The signs are beginning to point to a correction in the pound.

On Friday, rumors of a dovish newspaper interview were all it took to send cable plunging down to 1.7036. It recovered most of the losses by the end of the day but still serves as a powerful example of a market that’s finding it easier to slide on bad news than to rally on positive developments.

Another example was last week’s CPI report, the higher numbers launched the pound more than a cent higher to 1.7192 — a siz year high. But it couldn’t hang onto the gains and has now completely retraced.

Today, the pound is lagging after Rightmove reported that house prices fell 0.8% in June.

The linchpin is Carney. The last leg of the pound rally began when he talked about hiking rates sooner than the market was expecting but he’s crept away from the comments and may continue to do so.
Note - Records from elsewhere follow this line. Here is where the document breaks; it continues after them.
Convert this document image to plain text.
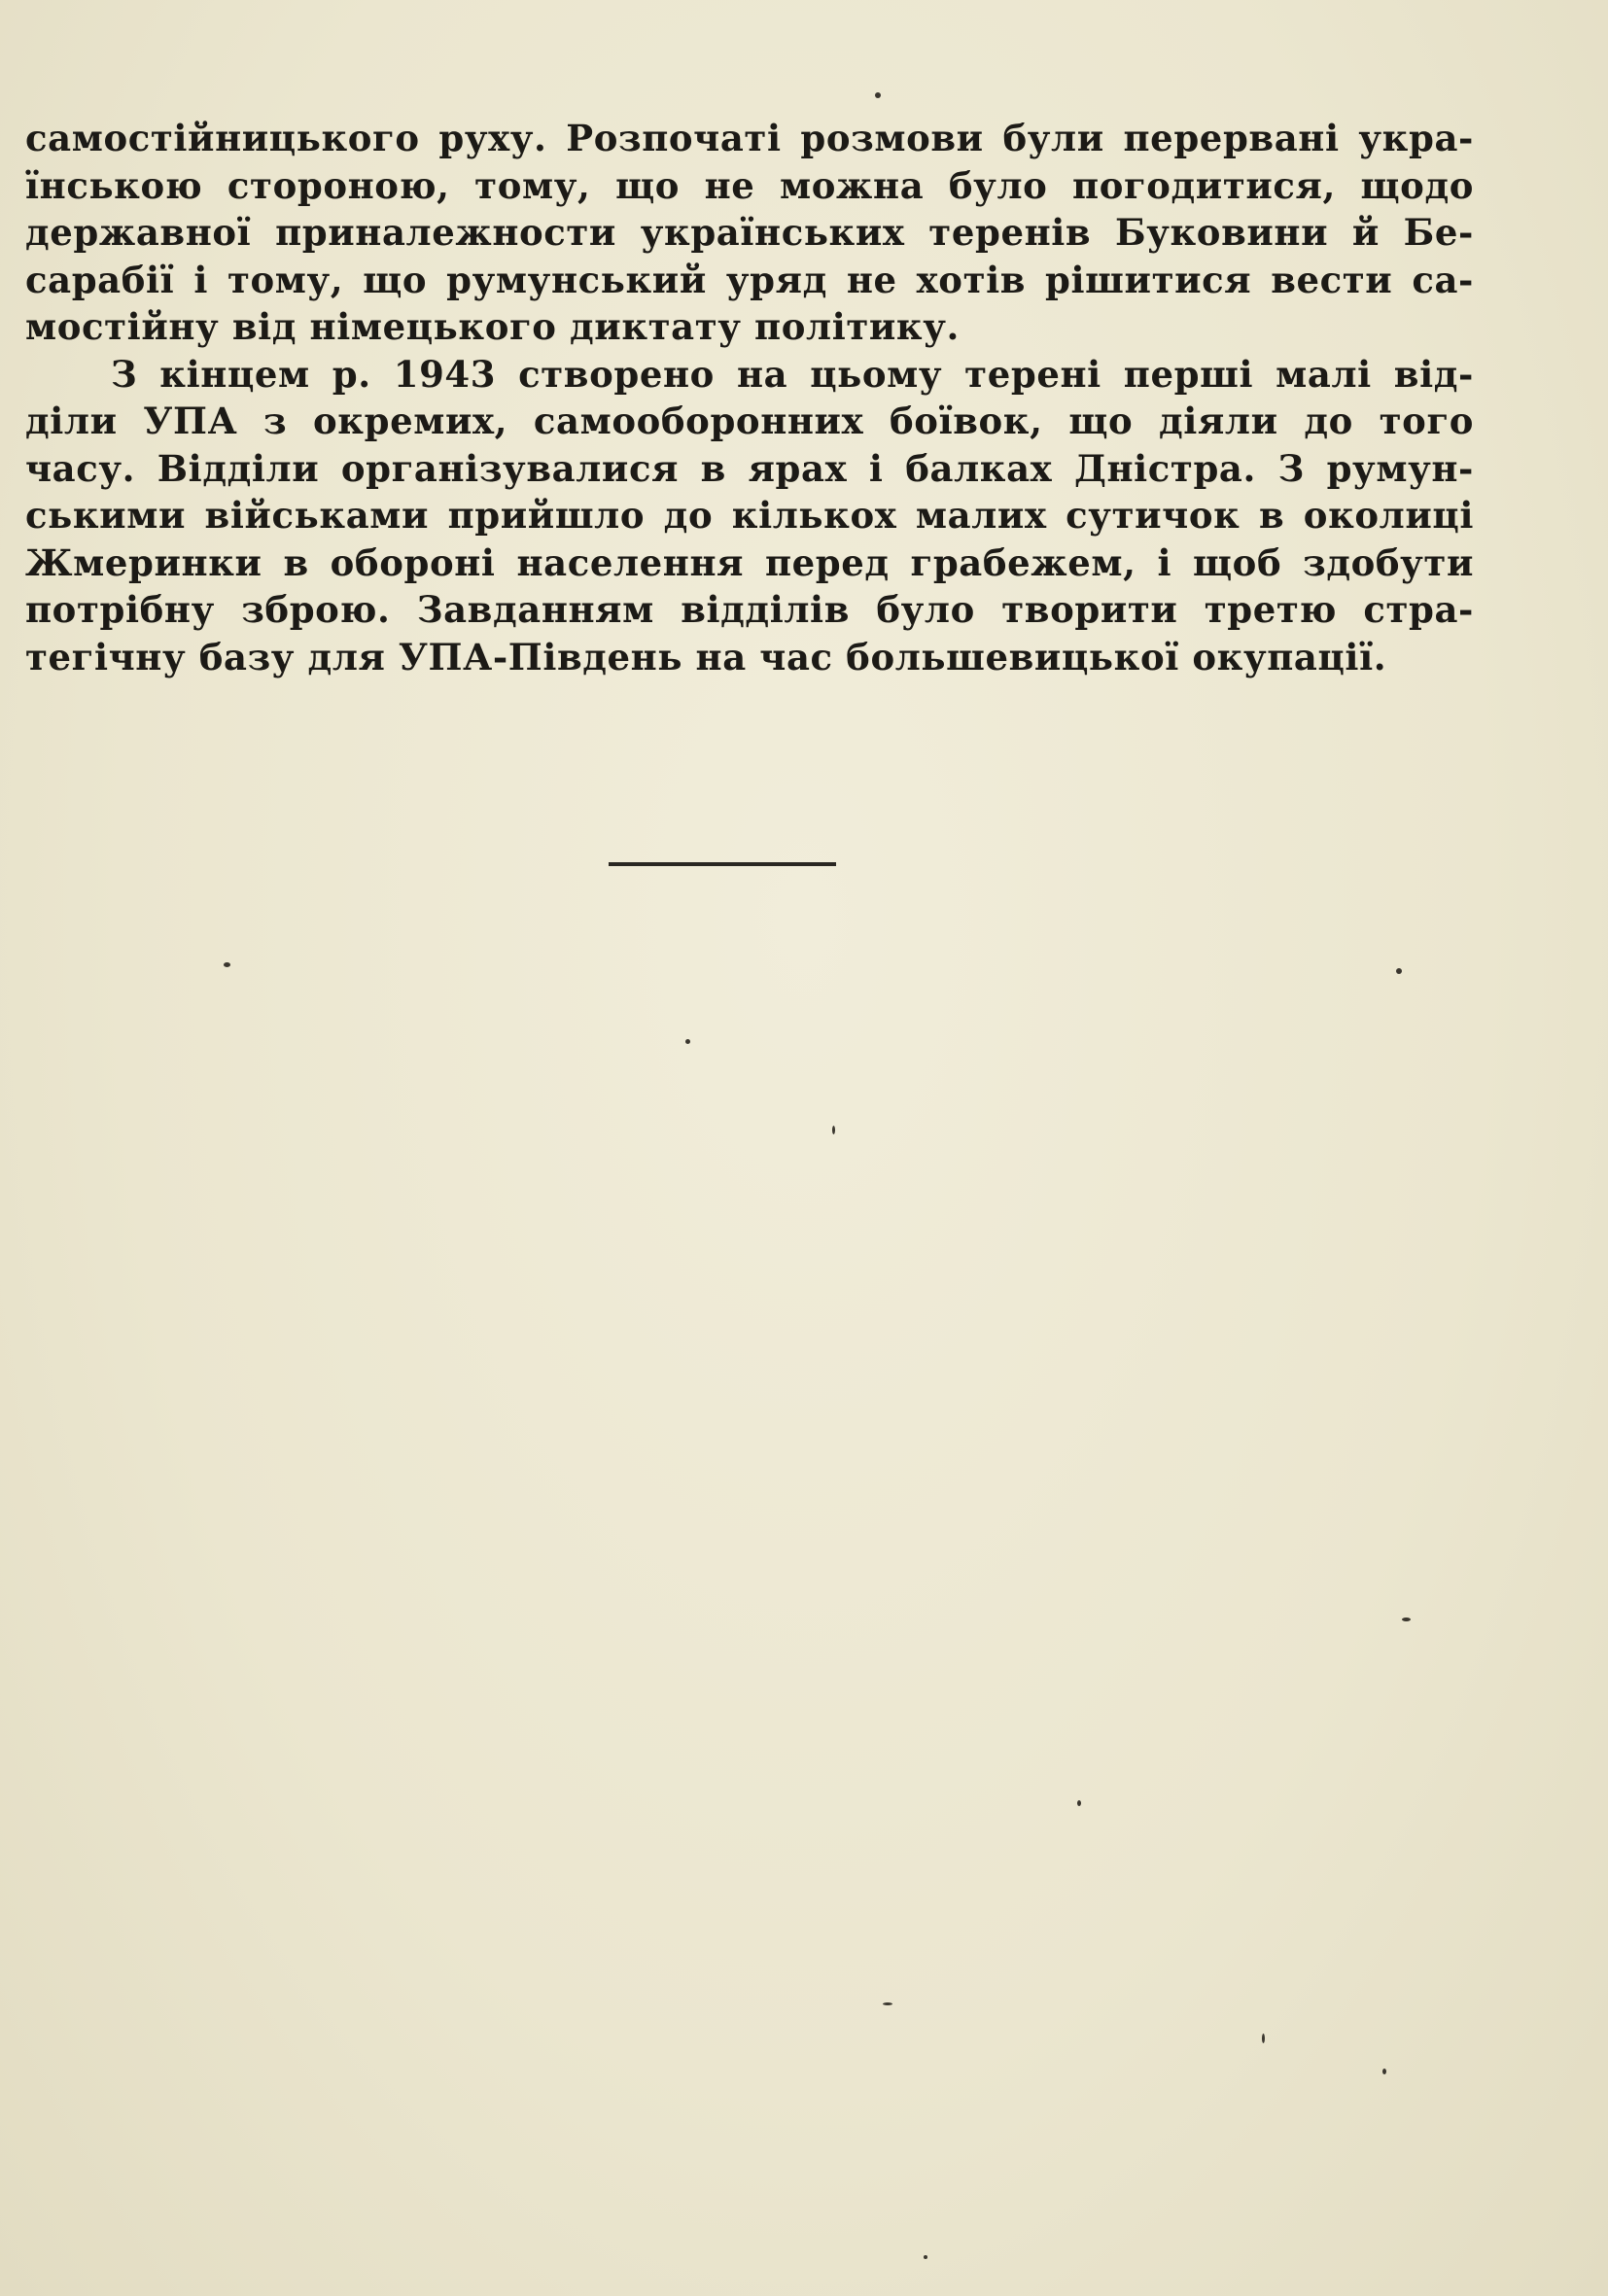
самостійницького руху. Розпочаті розмови були перервані укра-
їнською стороною, тому, що не можна було погодитися, щодо
державної приналежности українських теренів Буковини й Бе-
сарабії і тому, що румунський уряд не хотів рішитися вести са-
мостійну від німецького диктату політику.
З кінцем р. 1943 створено на цьому терені перші малі від-
діли УПА з окремих, самооборонних боївок, що діяли до того
часу. Відділи організувалися в ярах і балках Дністра. З румун-
ськими військами прийшло до кількох малих сутичок в околиці
Жмеринки в обороні населення перед грабежем, і щоб здобути
потрібну зброю. Завданням відділів було творити третю стра-
тегічну базу для УПА-Південь на час большевицької окупації.
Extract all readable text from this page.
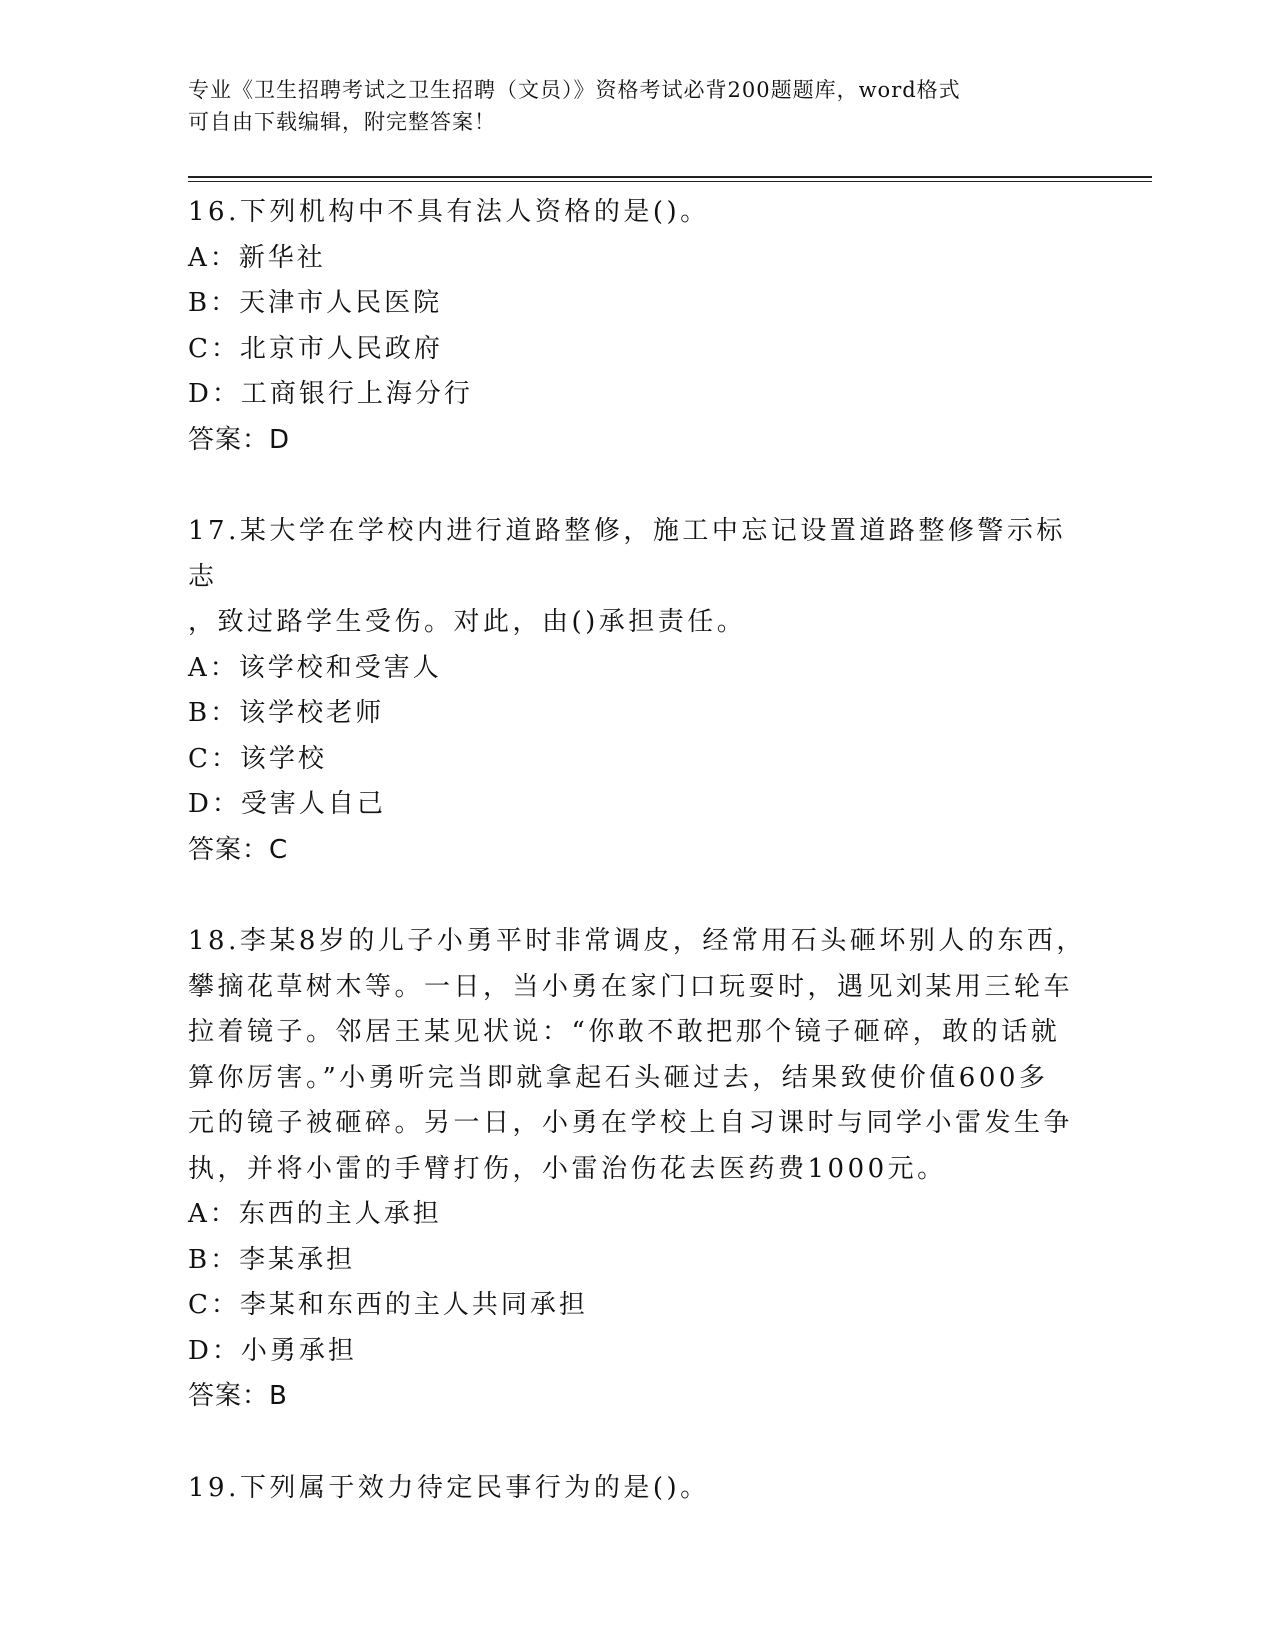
专业《卫生招聘考试之卫生招聘（文员）》资格考试必背200题题库，word格式
可自由下载编辑，附完整答案！

16.下列机构中不具有法人资格的是()。

A：新华社

B：天津市人民医院

C：北京市人民政府

D：工商银行上海分行

答案：D

17.某大学在学校内进行道路整修，施工中忘记设置道路整修警示标志

，致过路学生受伤。对此，由()承担责任。

A：该学校和受害人

B：该学校老师

C：该学校

D：受害人自己

答案：C

18.李某8岁的儿子小勇平时非常调皮，经常用石头砸坏别人的东西，

攀摘花草树木等。一日，当小勇在家门口玩耍时，遇见刘某用三轮车

拉着镜子。邻居王某见状说：“你敢不敢把那个镜子砸碎，敢的话就

算你厉害。”小勇听完当即就拿起石头砸过去，结果致使价值600多

元的镜子被砸碎。另一日，小勇在学校上自习课时与同学小雷发生争

执，并将小雷的手臂打伤，小雷治伤花去医药费1000元。

A：东西的主人承担

B：李某承担

C：李某和东西的主人共同承担

D：小勇承担

答案：B

19.下列属于效力待定民事行为的是()。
Bloomberg looks at his profile at the BOC where he talked a big game on rate hikes but was hesitant to pull the trigger.

“The historical experience there suggests the market consistently priced in too much,” said Sam Hill, senior U.K. economist at RBC in London. “If you were looking for a potential read across it’s worth bearing in mind that was the experience in Canada.”

I’ve been bullish on the pound but I’m having a second look at cable. GBP/USD looks like it’s heading for a test of 1.7000. If that level breaks and if Yellen inserts a bit of hawkishness, I’d think about getting short.